Linux Flash going to be limited to Chrome

Christopher Browne cbbrowne-Re5JQEeQqe8AvxtiuMwx3w at public.gmane.org
Sat Feb 25 16:42:45 UTC 2012


On Fri, Feb 24, 2012 at 4:37 PM, Lennart Sorensen
<lsorense-1wCw9BSqJbv44Nm34jS7GywD8/FfD2ys at public.gmane.org> wrote:
> On Fri, Feb 24, 2012 at 04:34:43PM -0500, Scott Allen wrote:
>> Ever consider creating a "to be read" bookmarks folder?
>
> I don't use bookmarks.  Ever.  Removing obsolete bookmarks is too much
> work, and tehre is no convinient one click 'add to bookmarks' either.

Firefox has a pretty sophisticated history browser, these days, and
the data is all captured in a SQLite database, so if you wanted to do
some of your own analysis, it wouldn't be terribly hard.

And I rather object to the "no convenient one-click add to bookmarks";
I have had that kind of functionality for "Post to Del.icio.us" for
*years* now.  All of the big name web browsers permit dragging buttons
into areas that allow 'convenient one click', so it *is* easy to get a
snippet of code into place to allow capturing and storing a bookmark.

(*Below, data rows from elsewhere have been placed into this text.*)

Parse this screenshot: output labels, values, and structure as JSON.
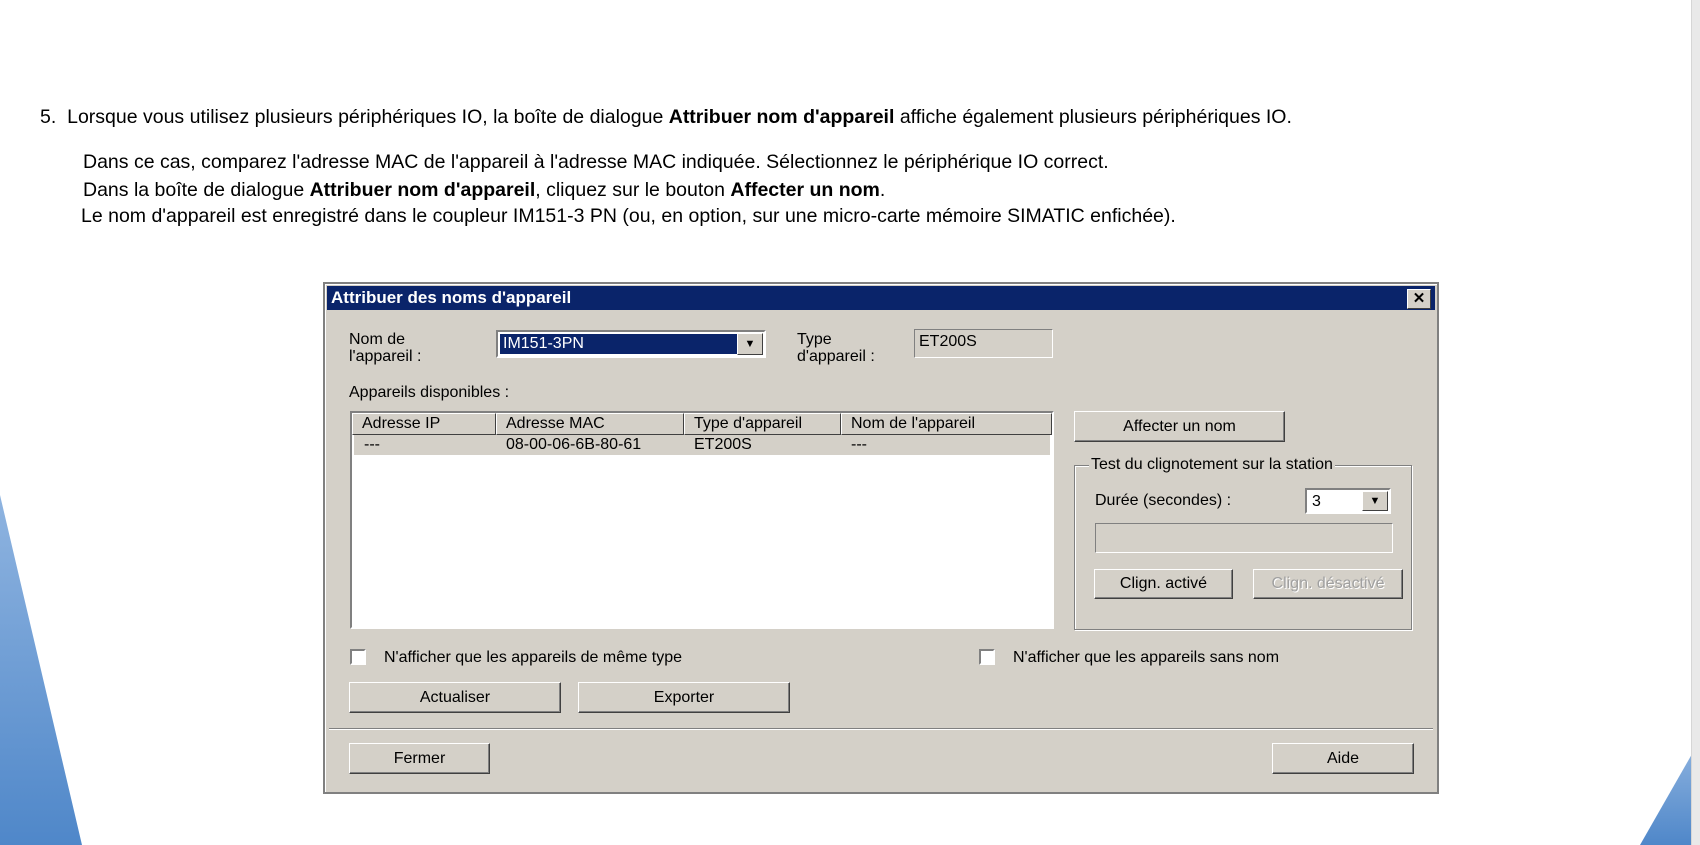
{
  "instructions": {
    "line1": {
      "num": "5.",
      "a": "Lorsque vous utilisez plusieurs périphériques IO, la boîte de dialogue ",
      "b": "Attribuer nom  d'appareil",
      "c": " affiche également plusieurs périphériques IO."
    },
    "line2": "Dans ce cas, comparez  l'adresse MAC de l'appareil à l'adresse MAC indiquée. Sélectionnez le périphérique IO  correct.",
    "line3": {
      "a": "Dans la boîte de dialogue ",
      "b": "Attribuer nom d'appareil",
      "c": ", cliquez sur le bouton ",
      "d": "Affecter  un nom",
      "e": "."
    },
    "line4": "Le nom d'appareil est enregistré dans le coupleur IM151-3 PN (ou, en option,  sur une micro-carte mémoire SIMATIC enfichée)."
  },
  "dialog": {
    "title": "Attribuer des noms d'appareil",
    "close_glyph": "✕",
    "device_name_label_1": "Nom de",
    "device_name_label_2": "l'appareil :",
    "device_name_value": "IM151-3PN",
    "device_type_label_1": "Type",
    "device_type_label_2": "d'appareil :",
    "device_type_value": "ET200S",
    "available_label": "Appareils disponibles :",
    "table": {
      "headers": [
        "Adresse IP",
        "Adresse MAC",
        "Type d'appareil",
        "Nom de l'appareil"
      ],
      "rows": [
        [
          "---",
          "08-00-06-6B-80-61",
          "ET200S",
          "---"
        ]
      ]
    },
    "assign_button": "Affecter un nom",
    "blink_group": {
      "title": "Test du clignotement sur la station",
      "duration_label": "Durée (secondes) :",
      "duration_value": "3",
      "blink_on": "Clign. activé",
      "blink_off": "Clign. désactivé"
    },
    "checkbox_same_type": "N'afficher que les appareils de même type",
    "checkbox_no_name": "N'afficher que les appareils sans nom",
    "refresh_button": "Actualiser",
    "export_button": "Exporter",
    "close_button": "Fermer",
    "help_button": "Aide"
  }
}
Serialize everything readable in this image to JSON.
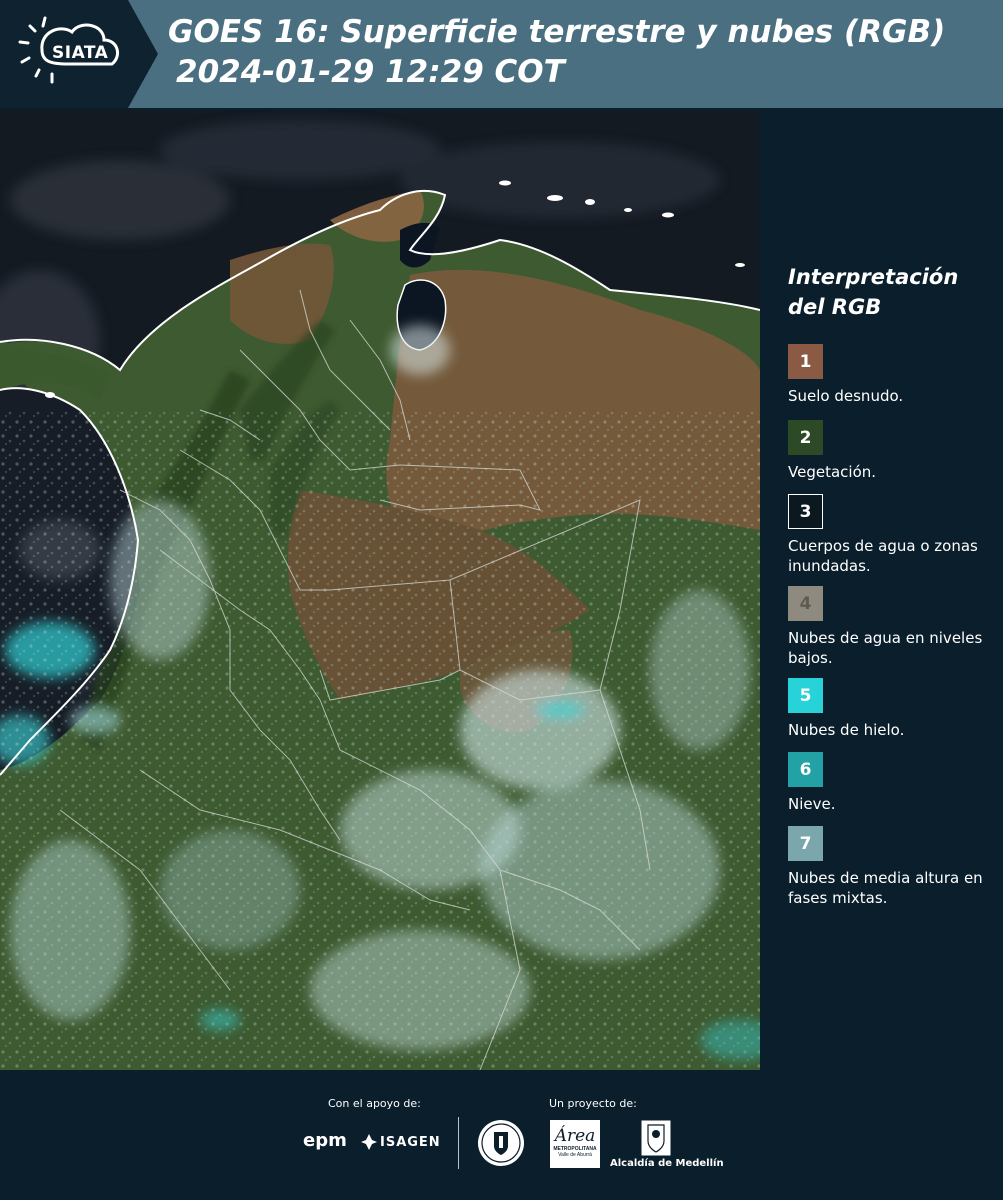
{
  "header": {
    "logo_text": "SIATA",
    "title_line1": "GOES 16: Superficie terrestre y nubes (RGB)",
    "title_line2": "2024-01-29 12:29 COT"
  },
  "map": {
    "type": "satellite RGB composite"
  },
  "legend": {
    "title_line1": "Interpretación",
    "title_line2": "del RGB",
    "items": [
      {
        "number": "1",
        "label": "Suelo desnudo.",
        "color": "#8a5a45"
      },
      {
        "number": "2",
        "label": "Vegetación.",
        "color": "#2d4a26"
      },
      {
        "number": "3",
        "label": "Cuerpos de agua o zonas inundadas.",
        "color": "#0c1820"
      },
      {
        "number": "4",
        "label": "Nubes de agua en niveles bajos.",
        "color": "#8e8a80"
      },
      {
        "number": "5",
        "label": "Nubes de hielo.",
        "color": "#27d3d8"
      },
      {
        "number": "6",
        "label": "Nieve.",
        "color": "#22a2a4"
      },
      {
        "number": "7",
        "label": "Nubes de media altura en fases mixtas.",
        "color": "#7ba6ab"
      }
    ]
  },
  "footer": {
    "support_label": "Con el apoyo de:",
    "project_label": "Un proyecto de:",
    "sponsor1": "epm",
    "sponsor2": "ISAGEN",
    "area_text": "Área",
    "area_sub": "METROPOLITANA",
    "area_sub2": "Valle de Aburrá",
    "alcaldia": "Alcaldía de Medellín"
  }
}
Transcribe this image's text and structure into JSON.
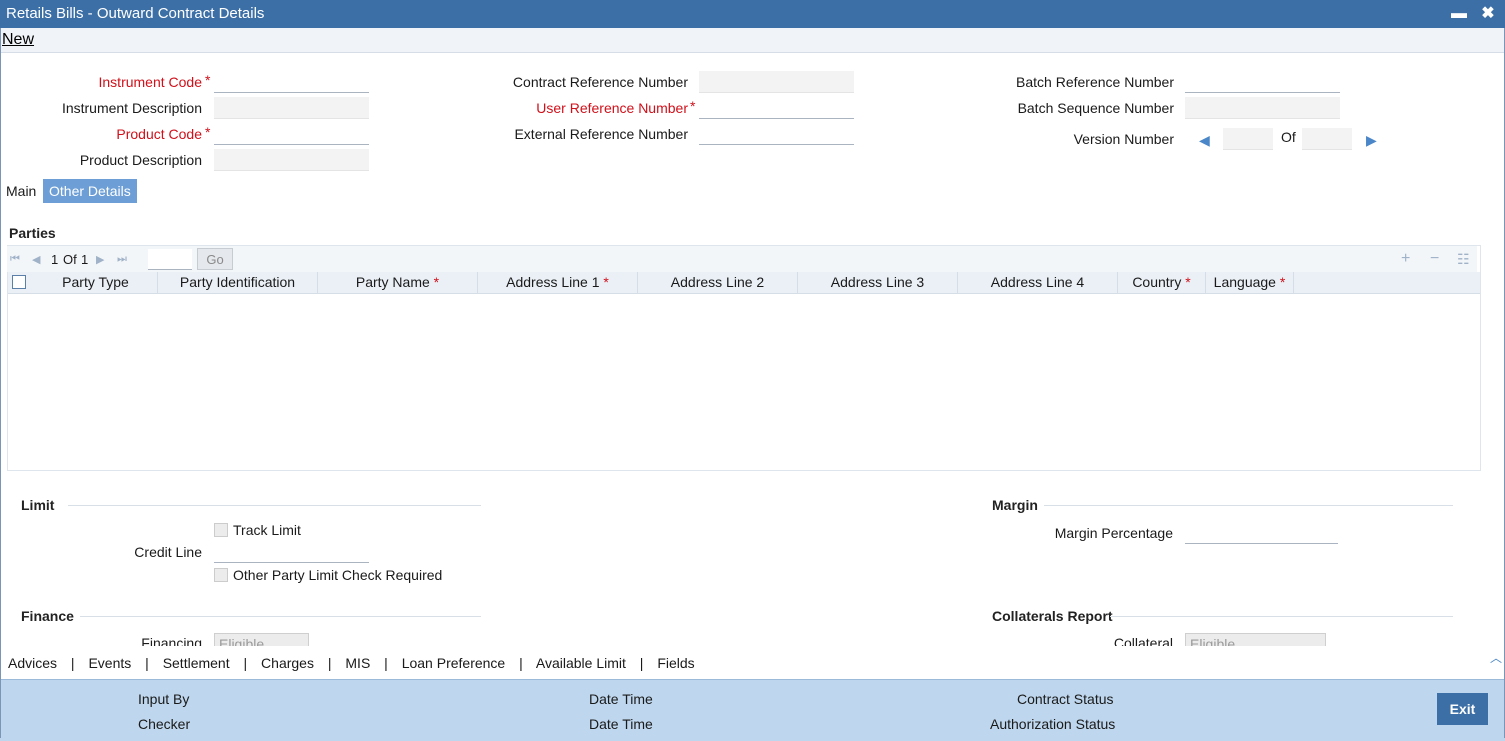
{
  "window": {
    "title": "Retails Bills - Outward Contract Details",
    "minimize": "▬",
    "close": "✖"
  },
  "menu": {
    "new": "New"
  },
  "fields": {
    "instrument_code": "Instrument Code",
    "instrument_description": "Instrument Description",
    "product_code": "Product Code",
    "product_description": "Product Description",
    "contract_reference_number": "Contract Reference Number",
    "user_reference_number": "User Reference Number",
    "external_reference_number": "External Reference Number",
    "batch_reference_number": "Batch Reference Number",
    "batch_sequence_number": "Batch Sequence Number",
    "version_number": "Version Number",
    "version_of": "Of",
    "required_mark": "*"
  },
  "tabs": {
    "main": "Main",
    "other_details": "Other Details"
  },
  "parties": {
    "section_title": "Parties",
    "pager": {
      "current": "1",
      "of": "Of",
      "total": "1",
      "go": "Go"
    },
    "columns": [
      "Party Type",
      "Party Identification",
      "Party Name",
      "Address Line 1",
      "Address Line 2",
      "Address Line 3",
      "Address Line 4",
      "Country",
      "Language"
    ],
    "rows": []
  },
  "limit": {
    "section_title": "Limit",
    "track_limit": "Track Limit",
    "credit_line": "Credit Line",
    "other_party_limit": "Other Party Limit Check Required"
  },
  "margin": {
    "section_title": "Margin",
    "margin_percentage": "Margin Percentage"
  },
  "finance": {
    "section_title": "Finance",
    "financing": "Financing",
    "financing_value": "Eligible"
  },
  "collaterals": {
    "section_title": "Collaterals Report",
    "collateral": "Collateral",
    "collateral_value": "Eligible"
  },
  "subsystems": [
    "Advices",
    "Events",
    "Settlement",
    "Charges",
    "MIS",
    "Loan Preference",
    "Available Limit",
    "Fields"
  ],
  "separator": "|",
  "footer": {
    "input_by": "Input By",
    "checker": "Checker",
    "date_time_1": "Date Time",
    "date_time_2": "Date Time",
    "contract_status": "Contract Status",
    "authorization_status": "Authorization Status",
    "exit": "Exit"
  },
  "colors": {
    "titlebar": "#3c6fa6",
    "tab_active": "#6d9fd6",
    "required": "#d0101a",
    "footer": "#bed7ee"
  }
}
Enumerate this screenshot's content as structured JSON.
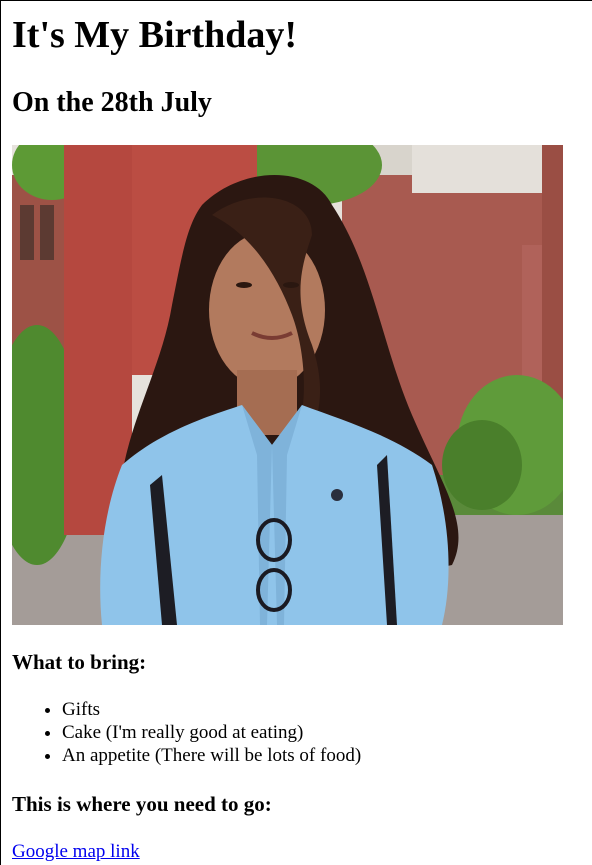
{
  "header": {
    "title": "It's My Birthday!",
    "subtitle": "On the 28th July"
  },
  "photo": {
    "icon": "portrait-photo"
  },
  "bring": {
    "heading": "What to bring:",
    "items": [
      {
        "label": "Gifts"
      },
      {
        "label": "Cake (I'm really good at eating)"
      },
      {
        "label": "An appetite (There will be lots of food)"
      }
    ]
  },
  "where": {
    "heading": "This is where you need to go:",
    "link_label": "Google map link"
  },
  "colors": {
    "link": "#0000ee",
    "shirt": "#8fc4ea",
    "brick": "#a9574d",
    "pillar": "#b5483f",
    "foliage": "#4f8a2f",
    "hair": "#2b1711",
    "skin": "#b27a5e"
  }
}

Using del.icio.us has a few little issues:
- Requires a sign-in process, but that's *once* in a long while
- Stores bookmarks remotely
- Requires another interaction, as it pops open a window to allow
adding tags to the bookmark

I'd be shocked if it's not possible to create an analogous "click me!"
button that utilizes a local bookmark store.

I find local bookmark stores uninteresting for a different reason,
namely that I use several computers, and rather prefer the notion of
the store being shared.

Of late, Firefox does this "in droves" as its "Sync" notion allows
sharing history and bookmarks and the list of active windows across
multiple Firefox instances.  It claims to encrypt all the data before
uploading to the Firefox site used to control sharing so that they
don't know anything about my history; hopefully true.

> I expect my browser to not be wasting tons of rtam because a page is open.

At a fairly banal level, that may seem reasonable.

In principle, the "cost" of a browser page not being viewed might be
the bitmap image of the material.  Switch back, and the image can be
restored, and the image might even be reasonably pushed out as a
swap-like thing.

Unfortunately, that doesn't fit with the expectations of what should
happen when you switch *back* to the hidden page.

Expectations instead are that the state of the page should be kept.
- If I have filled in parts of a form, they should still be filled in
- If I have reshaped the window, text ought to reformat to fill the new width

In practice, today, a great deal of the web sites that people care
about (*.facebook.com, *.google.com, *.twitter.com) have increased the
footprints of their context to a spectacular degree.  Hugh observes on
the thread that he's got 58MB of "facebook.com" context in his browser
despite not having an account or any reason to be visiting that domain
directly.

It definitely doesn't cost "nothing," and the cost seems to be getting
increasingly spectacular.

This parallels Jim Mercer's comments at the January meeting on the
"bloat trouble with Java"; the trouble isn't with the language itself,
rather that unthinking programmers see that there's an option to set
the size of the VM to be "really big," and imagine that's a wise thing
to do.  Only to discover that since 7 other apps running on that
server *also* had programmers that had the same idea, the server is
now struggling because rather than them all fitting nicely into 256MB
of memory, they're swapping (unnecessarily!) across 8GB of memory.

The same thing has pretty evidently happened with the use of
JavaScript in web applications.  Each application behaves as if it was
the only one using resources, and so, shockingly quickly, some bits of
Facebook shared context (which is disturbing in some privacy-related
senses) get to add up to a shocking level.  An analogous answer to
what happens with Java might be appropriate, namely for there to be
restriction as to how much memory any given app gets to chew up.  But
that is mostly a "political" problem, and I'm not nearly sure how to
get there.
-- 
When confronted by a difficult problem, solve it by reducing it to the
question, "How would the Lone Ranger handle this?"